Coroner finds psychiatric hospitals responsible in patient restraint deaths

March 14, 2013

National guidelines on restraining aggressive hospital patients are confusing and should be reviewed, a coroner says.

Hospitals needed consistent rules on how to restrain patients, Peter White said on Wednesday in giving his finding on the deaths of two Melbourne men in psychiatric units.

No patient should have pressure applied to their trunk while being restrained, he said.

Mr White found that Justin Fraser and Adam White died in 2007 as a result of the pressure applied to their trunks as they were wrestled to the ground at units run by Dandenong Hospital and Frankston Hospital.

He White said the men had heart conditions and the pressure applied to their abdomens led to their "avoidable" deaths.

He recommended that the Office of the Chief Psychiatrist issue a "practice guideline" on restraints.

He rejected Peninsula Health's assertion that Mr Fraser died as a result of excited delirium at the Frankston Hospital's psychiatric unit.

Mr White also called for qualified medical staff to be present and monitor a patient while restrained.

He said the review of the Victorian Mental Health Act to consider regulations for the safe physical restraint of patients.

Mrs Sharon Fraser and Mr White's sister, Tracey Downward, called for any change to clauses on restraints be named in the honour of the dead men.

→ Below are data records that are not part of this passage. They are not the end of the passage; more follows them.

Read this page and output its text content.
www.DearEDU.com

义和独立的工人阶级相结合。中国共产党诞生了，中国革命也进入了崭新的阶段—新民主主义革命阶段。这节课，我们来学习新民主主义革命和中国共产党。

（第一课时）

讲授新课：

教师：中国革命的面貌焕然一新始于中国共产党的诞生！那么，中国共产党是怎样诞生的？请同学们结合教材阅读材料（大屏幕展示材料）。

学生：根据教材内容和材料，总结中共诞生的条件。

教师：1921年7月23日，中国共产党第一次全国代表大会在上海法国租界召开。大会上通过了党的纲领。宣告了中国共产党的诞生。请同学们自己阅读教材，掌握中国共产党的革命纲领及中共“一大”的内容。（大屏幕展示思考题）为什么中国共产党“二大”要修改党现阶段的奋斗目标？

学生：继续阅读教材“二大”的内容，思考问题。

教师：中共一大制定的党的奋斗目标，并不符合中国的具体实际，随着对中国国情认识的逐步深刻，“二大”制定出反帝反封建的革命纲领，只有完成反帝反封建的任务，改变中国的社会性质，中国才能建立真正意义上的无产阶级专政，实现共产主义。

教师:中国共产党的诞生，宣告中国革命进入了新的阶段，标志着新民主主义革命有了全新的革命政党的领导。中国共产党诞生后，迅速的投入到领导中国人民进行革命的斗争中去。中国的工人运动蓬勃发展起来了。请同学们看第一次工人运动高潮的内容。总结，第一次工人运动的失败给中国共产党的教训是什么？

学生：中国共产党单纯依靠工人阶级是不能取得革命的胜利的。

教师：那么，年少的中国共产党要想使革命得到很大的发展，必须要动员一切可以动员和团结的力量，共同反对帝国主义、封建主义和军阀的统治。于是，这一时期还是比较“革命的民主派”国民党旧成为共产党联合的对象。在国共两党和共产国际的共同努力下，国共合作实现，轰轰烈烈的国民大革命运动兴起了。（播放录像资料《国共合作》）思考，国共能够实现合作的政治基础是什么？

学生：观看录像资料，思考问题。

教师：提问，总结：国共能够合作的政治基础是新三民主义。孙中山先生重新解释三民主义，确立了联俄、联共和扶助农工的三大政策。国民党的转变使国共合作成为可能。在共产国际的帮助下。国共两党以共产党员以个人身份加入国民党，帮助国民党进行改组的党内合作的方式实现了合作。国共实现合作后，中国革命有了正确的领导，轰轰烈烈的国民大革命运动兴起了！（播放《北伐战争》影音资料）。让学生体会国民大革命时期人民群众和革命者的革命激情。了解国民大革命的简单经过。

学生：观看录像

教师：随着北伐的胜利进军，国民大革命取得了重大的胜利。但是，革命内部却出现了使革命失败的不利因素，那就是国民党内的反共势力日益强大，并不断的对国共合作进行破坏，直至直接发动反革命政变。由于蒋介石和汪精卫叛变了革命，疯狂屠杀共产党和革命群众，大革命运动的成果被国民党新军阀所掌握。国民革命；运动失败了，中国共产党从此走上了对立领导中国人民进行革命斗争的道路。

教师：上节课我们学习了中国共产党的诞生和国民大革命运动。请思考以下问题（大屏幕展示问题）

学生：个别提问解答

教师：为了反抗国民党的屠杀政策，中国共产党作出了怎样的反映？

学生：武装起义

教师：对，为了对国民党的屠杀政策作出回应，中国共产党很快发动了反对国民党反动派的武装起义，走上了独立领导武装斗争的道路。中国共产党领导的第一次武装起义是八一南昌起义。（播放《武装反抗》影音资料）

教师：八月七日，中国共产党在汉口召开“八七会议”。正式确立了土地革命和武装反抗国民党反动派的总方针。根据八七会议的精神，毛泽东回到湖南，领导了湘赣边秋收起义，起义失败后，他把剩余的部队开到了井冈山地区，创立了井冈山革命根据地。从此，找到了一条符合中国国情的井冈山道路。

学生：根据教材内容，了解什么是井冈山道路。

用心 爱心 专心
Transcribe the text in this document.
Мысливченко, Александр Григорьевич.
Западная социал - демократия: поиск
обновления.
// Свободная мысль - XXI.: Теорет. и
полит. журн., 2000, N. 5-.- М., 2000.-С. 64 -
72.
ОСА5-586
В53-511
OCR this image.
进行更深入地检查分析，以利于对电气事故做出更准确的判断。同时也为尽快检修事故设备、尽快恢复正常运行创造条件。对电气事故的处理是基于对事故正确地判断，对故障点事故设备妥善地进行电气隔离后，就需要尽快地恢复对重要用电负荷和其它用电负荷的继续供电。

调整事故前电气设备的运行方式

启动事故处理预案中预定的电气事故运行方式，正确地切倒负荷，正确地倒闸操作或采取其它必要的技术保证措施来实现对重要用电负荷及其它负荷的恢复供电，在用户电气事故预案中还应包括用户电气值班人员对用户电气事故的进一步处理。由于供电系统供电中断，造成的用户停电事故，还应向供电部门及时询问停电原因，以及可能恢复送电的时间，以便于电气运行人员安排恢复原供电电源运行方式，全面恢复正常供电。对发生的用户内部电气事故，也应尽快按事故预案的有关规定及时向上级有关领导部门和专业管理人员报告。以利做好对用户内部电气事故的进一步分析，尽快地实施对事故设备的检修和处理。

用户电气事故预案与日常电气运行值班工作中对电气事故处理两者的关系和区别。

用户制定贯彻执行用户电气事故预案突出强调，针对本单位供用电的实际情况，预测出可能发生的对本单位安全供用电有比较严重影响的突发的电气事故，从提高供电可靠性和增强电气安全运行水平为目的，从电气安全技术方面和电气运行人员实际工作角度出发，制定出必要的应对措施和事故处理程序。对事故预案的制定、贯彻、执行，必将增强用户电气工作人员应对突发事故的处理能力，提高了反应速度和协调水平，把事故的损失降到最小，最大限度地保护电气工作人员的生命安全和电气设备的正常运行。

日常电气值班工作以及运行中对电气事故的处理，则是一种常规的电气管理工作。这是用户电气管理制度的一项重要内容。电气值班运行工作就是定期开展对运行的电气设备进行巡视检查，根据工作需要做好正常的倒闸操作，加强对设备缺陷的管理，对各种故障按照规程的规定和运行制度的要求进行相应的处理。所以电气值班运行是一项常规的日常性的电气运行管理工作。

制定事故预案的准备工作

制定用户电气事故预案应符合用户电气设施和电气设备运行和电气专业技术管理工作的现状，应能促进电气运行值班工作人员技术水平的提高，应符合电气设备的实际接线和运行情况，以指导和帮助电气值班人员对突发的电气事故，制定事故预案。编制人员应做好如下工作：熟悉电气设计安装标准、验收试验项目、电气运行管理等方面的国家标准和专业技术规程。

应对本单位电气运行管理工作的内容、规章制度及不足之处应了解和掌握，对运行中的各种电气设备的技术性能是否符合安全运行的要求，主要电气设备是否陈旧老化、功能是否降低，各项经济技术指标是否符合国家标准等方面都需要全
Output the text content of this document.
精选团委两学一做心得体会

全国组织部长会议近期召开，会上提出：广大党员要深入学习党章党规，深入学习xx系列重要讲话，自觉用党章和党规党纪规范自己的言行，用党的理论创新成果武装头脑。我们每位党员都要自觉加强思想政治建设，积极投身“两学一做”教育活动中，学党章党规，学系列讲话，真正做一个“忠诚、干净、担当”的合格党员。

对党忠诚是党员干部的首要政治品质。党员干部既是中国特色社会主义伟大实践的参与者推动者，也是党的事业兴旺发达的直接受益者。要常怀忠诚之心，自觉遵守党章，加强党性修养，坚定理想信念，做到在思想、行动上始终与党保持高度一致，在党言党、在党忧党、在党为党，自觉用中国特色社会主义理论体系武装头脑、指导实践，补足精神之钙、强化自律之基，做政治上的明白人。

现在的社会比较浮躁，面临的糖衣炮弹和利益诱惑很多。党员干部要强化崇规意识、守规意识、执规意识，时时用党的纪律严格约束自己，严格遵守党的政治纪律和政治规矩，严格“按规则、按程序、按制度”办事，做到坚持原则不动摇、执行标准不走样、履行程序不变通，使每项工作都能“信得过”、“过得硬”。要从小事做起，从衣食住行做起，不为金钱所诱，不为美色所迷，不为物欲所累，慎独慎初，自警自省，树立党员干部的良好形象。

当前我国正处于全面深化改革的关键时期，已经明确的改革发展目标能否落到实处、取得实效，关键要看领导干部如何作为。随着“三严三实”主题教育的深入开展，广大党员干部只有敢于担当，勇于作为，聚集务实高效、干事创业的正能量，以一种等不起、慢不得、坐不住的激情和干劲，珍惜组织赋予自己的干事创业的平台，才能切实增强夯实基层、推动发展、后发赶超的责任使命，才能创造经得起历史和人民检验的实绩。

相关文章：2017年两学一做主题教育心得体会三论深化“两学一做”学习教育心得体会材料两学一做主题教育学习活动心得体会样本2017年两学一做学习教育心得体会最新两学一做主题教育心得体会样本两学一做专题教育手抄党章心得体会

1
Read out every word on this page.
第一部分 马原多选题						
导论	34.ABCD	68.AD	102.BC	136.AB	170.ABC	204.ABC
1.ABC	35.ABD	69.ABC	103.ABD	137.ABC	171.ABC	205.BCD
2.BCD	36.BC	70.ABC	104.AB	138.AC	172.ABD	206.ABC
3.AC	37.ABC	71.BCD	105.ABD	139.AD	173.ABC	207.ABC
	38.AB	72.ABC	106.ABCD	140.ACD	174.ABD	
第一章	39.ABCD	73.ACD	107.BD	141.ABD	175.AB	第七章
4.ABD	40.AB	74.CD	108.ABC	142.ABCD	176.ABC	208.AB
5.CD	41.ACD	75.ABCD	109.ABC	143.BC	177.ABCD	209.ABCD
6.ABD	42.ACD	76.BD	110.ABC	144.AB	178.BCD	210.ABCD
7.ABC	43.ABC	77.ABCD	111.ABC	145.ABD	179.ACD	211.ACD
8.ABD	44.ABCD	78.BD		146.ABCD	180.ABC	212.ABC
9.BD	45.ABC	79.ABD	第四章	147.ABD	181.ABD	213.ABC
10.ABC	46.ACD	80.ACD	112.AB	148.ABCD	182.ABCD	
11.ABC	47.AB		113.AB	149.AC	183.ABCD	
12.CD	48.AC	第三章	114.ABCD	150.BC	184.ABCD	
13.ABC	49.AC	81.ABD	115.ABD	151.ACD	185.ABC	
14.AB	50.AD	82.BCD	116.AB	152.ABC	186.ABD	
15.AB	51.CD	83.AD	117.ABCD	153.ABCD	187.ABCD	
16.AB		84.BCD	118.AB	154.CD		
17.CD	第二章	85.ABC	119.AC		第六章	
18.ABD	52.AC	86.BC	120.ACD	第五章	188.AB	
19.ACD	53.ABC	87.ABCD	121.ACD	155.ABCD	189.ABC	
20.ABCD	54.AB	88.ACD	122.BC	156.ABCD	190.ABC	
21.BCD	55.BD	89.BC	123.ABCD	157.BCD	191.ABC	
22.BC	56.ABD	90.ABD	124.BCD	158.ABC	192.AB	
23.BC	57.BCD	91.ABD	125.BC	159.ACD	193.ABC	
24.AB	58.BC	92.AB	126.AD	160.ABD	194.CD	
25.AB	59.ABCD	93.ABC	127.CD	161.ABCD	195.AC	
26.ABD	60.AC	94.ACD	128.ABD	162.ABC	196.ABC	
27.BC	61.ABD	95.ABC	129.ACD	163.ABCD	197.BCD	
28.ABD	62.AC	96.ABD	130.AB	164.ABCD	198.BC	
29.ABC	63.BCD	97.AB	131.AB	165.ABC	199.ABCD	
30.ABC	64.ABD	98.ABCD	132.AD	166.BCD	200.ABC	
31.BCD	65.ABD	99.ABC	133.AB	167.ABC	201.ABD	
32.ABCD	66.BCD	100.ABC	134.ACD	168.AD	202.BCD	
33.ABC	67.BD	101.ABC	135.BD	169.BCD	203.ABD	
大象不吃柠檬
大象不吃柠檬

Mrs Fraser said she intended to pursue Peninsula Health through the courts as a result of the findings.

Ms Downward said her family had placed their trust in Dandenong Hospital to care for Mr White, 31, who had alcohol and substance abuse problems and a schizophrenia condition.

"It is good to hear today that the hospital was at fault, that the coroner has understood that, and that some changes can come of it," Ms Downward said.

Peninsula Health's clinical director of mental health, Dr Sean Jespersen, said the health network was saddened by Mr Fraser's death.

"We participated fully in the inquest and will review the findings, respond to recommendations and make any appropriate further improvements," Dr Jespersen said.

"We note the important balance between managing aggressive patients and maintaining a safe environment for patients and staff.

Mr White said both hospitals had made improvements as a result of the deaths.